Return to use, or relapse, is a major challenge in the treatment of opioid use disorder (OUD). Relapse can be precipitated by several factors, including exposure to drug-conditioned cues. Identifying successful treatments to mitigate cue-induced relapse has been challenging, perhaps due to extinction memory recall (EMR) deficits. Previously, inhibition of estradiol (E2) signaling in the basolateral amygdala (BLA) impaired heroin-cue EMR. This effect was recapitulated by antagonism of BLA estrogen receptors (ER) in a sex-specific manner such that blocking ERα in males, but ERβ in females, impaired EMR. However, it is unclear whether increased E2 signaling, in the BLA or systemically, enhances heroin-cue EMR. We hypothesized that ERβ agonism would enhance heroin-cue EMR in a sex- and region-specific manner. To determine the capacity of E2 signaling to improve EMR, we pharmacologically manipulated ERβ across several translationally designed experiments. First, male and female rats acquired heroin or sucrose self-administration. Next, during a cued extinction session, we administered diarylpropionitrile (DPN, an ERβ agonist) and tested anxiety-like behavior on an open field. Subsequently, we assessed EMR in a cue-induced reinstatement test and, finally, measured ERβ expression in several brain regions. Across all experiments, females took more heroin and sucrose than males and had greater responses during heroin-cued extinction. Administration of DPN in the BLA enhanced EMR in females only, driven by ERβ's impacts on memory consolidation. Interestingly, however, systemic DPN administration improved EMR for heroin cues in both sexes across several different tests, but did not impact sucrose-cue EMR. Immunohistochemical analysis of ERβ expression across several different brain regions showed that females only had greater expression of ERβ in the basal nucleus of the BLA. Here, in several preclinical experiments, we demonstrated that ERβ agonism enhances heroin-cue EMR and has potential utility in combatting cue-induced relapse.

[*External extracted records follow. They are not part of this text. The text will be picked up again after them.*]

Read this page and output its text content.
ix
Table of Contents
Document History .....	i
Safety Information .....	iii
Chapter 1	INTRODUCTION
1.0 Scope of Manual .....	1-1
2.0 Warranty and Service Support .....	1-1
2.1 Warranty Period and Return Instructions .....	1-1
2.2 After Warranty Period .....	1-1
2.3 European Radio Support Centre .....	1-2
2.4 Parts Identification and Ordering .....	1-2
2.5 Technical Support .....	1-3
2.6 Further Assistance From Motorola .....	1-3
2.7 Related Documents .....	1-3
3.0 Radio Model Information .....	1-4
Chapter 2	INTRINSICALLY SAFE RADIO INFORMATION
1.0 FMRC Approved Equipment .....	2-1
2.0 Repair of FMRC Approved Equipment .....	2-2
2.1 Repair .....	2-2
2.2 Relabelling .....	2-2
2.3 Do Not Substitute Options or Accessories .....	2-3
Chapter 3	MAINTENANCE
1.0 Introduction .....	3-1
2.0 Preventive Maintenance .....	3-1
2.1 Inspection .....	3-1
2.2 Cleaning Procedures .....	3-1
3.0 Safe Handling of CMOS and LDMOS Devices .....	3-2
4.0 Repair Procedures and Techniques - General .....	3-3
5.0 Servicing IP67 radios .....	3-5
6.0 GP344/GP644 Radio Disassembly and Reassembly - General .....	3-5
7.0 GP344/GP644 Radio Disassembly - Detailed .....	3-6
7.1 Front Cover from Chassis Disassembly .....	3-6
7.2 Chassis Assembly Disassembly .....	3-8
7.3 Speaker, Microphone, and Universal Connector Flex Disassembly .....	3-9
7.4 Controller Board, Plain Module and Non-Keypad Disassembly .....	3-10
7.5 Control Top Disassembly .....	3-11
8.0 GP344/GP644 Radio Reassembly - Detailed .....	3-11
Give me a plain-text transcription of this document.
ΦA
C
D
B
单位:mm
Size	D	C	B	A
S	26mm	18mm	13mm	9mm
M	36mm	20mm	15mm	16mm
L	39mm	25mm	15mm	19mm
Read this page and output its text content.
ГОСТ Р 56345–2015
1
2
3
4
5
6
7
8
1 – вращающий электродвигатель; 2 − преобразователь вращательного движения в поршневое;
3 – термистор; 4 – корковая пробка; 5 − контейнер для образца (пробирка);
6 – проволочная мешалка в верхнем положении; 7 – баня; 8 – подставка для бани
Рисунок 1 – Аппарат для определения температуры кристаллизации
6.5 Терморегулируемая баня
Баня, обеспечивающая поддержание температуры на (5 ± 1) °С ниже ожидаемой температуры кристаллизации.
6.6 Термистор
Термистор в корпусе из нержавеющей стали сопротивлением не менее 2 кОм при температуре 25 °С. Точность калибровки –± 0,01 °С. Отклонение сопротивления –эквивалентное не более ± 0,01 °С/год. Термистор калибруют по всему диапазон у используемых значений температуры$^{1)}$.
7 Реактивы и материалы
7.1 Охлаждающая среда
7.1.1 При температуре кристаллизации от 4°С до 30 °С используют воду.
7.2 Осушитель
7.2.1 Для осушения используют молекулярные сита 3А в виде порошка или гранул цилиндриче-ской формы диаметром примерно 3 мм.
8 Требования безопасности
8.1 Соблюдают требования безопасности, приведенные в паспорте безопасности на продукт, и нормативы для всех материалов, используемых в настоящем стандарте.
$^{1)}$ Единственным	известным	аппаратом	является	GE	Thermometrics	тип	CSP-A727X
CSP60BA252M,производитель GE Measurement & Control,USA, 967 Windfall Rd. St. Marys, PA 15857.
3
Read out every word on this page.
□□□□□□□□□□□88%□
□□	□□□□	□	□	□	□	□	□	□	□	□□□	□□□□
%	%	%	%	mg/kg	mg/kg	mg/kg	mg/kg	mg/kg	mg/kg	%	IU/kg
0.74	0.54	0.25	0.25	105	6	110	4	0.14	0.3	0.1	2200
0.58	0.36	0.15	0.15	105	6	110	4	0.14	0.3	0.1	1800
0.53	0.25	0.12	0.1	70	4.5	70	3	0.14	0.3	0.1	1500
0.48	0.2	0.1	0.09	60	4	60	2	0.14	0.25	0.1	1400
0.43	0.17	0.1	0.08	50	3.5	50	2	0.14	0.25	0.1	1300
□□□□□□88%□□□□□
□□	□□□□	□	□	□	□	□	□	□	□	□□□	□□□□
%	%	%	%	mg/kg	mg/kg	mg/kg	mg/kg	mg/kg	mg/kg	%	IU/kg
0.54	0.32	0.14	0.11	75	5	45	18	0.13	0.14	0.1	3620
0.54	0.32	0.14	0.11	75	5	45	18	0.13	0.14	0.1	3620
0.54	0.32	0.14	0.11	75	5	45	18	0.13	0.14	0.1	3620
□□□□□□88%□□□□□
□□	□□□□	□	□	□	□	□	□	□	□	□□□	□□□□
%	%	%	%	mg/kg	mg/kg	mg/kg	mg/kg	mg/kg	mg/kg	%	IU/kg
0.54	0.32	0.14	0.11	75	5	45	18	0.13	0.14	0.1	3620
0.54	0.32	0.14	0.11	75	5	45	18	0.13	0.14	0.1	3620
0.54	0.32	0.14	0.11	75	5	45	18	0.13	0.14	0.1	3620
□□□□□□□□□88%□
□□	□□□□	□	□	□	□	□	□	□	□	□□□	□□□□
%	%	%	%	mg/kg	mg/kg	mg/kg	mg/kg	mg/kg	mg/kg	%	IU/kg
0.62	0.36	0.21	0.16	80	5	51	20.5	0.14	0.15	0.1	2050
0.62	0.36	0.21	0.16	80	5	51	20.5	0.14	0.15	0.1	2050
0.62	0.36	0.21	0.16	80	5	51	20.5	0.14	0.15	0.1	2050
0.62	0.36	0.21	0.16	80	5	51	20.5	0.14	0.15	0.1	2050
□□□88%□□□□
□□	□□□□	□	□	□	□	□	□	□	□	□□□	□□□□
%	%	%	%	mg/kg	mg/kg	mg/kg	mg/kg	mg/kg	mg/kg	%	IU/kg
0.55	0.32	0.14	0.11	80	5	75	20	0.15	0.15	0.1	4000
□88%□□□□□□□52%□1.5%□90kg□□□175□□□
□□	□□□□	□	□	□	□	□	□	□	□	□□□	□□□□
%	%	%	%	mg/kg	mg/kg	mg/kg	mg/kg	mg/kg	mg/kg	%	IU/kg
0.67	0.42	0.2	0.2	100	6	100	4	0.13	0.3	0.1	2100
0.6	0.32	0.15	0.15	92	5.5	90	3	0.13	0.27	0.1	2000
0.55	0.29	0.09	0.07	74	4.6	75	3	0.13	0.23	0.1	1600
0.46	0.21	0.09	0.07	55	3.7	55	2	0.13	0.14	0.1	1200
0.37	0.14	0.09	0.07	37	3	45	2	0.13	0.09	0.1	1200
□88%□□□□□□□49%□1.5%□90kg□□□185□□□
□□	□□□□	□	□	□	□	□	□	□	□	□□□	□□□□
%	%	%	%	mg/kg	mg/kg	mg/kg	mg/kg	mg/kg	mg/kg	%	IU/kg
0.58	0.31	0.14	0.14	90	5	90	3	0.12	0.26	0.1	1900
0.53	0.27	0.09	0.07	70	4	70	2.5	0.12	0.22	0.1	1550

复吸是治疗阿片类药物使用障碍 (OUD) 的主要挑战。复吸可能由多种因素引起,包括接触药物条件线索。由于消退记忆召回 (EMR) 缺陷,确定成功的治疗方法来减轻线索诱发的复吸一直具有挑战性。此前,外侧杏仁核 (BLA) 中的雌二醇 (E2) 信号抑制会损害海洛因线索 EMR。BLA 雌激素受体 (ER) 以性别特异性方式拮抗以这种方式复制了这种作用,即阻断雄性中的 ERα,而阻断雌性中的 ERβ,会损害 EMR。然而,尚不清楚 BLA 或全身的 E2 信号增加是否会增强海洛因线索 EMR。我们假设 ERβ 激动剂会以性别和区域特异性的方式增强海洛因线索 EMR。为了确定 E2 信号改善 EMR 的能力,我们在几个转化设计的实验中对 ERβ 进行了药理学操作。首先,雄性和雌性大鼠进行海洛因或蔗糖自我给药。接下来,在线索消退期间,我们给予二芳基丙腈 (DPN,一种 ERβ 激动剂),并在开放场中测试焦虑样行为。随后,我们在线索诱导的复吸测试中评估 EMR,最后,测量几个脑区的 ERβ 表达。在所有实验中,雌性大鼠摄入的海洛因和蔗糖均多于雄性大鼠,并且在海洛因线索消退期间反应更大。仅在雌性大鼠中,BLA 中的 DPN 给药增强了 EMR,这是由 ERβ 对记忆巩固的影响驱动的。有趣的是,然而,系统给予 DPN 可改善几种不同测试中海洛因线索的 EMR,但不会影响蔗糖线索的 EMR。几种不同脑区的 ERβ 表达的免疫组织化学分析表明,只有雌性大鼠的 BLA 基底核中的 ERβ 表达更高。在这里,在几个临床前实验中,我们证明了 ERβ 激动剂增强了海洛因线索的 EMR,并且在对抗线索诱导的复吸方面具有潜在的应用价值。